Forum Moderators: open
Good thing or bad? All seem to revert to amazon's cloud and not a referral in the bunch. Which is reason enough for me. But I do wonder if I'll be taking out some potential referrals from those who actually use gmail.
As a result, I block all IP address ranges of the Amazon compute cloud service, and just hope that no important search company decides to use them for extra "spidering power" as-is, without requiring that Amazon configure valid rDNS for the term of the lease.
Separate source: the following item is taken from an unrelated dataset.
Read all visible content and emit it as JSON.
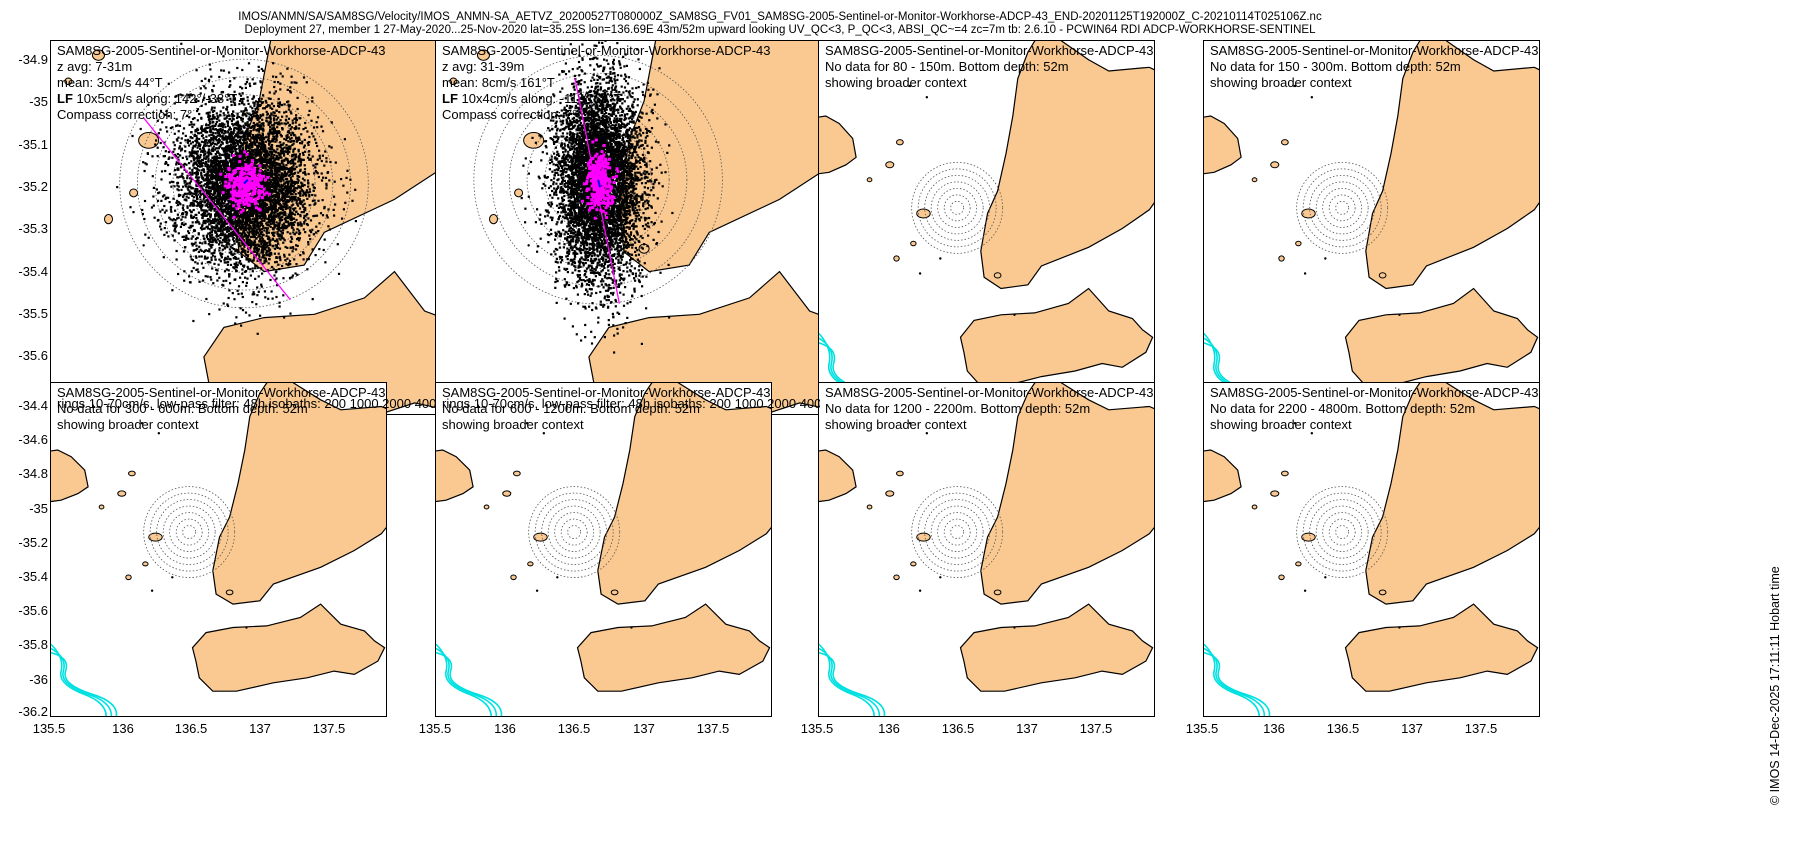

[edit] The lack of a referrer is typical for spiders, since they're working from a database that may contain hundreds of "referrers" for any given URL on your site. So I'm not sure how relevant the lack of a referrer was to your decision to block these requests, since (I assume that) the message in the user-agent string was fairly clear about the client being a crawler. [/edit]
Jim
[edited by: jdMorgan at 6:43 pm (utc) on Nov. 3, 2008]
AISearchBot (Email: aisearchbot@gmail.com; If your web site doesn't want to be crawled, please send us a email.)
It came to a couple of my sites, didn't request robots.txt and triggered at least four filters.
I didn't have to go to the trouble of emailing the owner.
...
3 magic words added to you deny list in your .htaccess that do wonders: bot, crawler, spider after whitelist routine had run.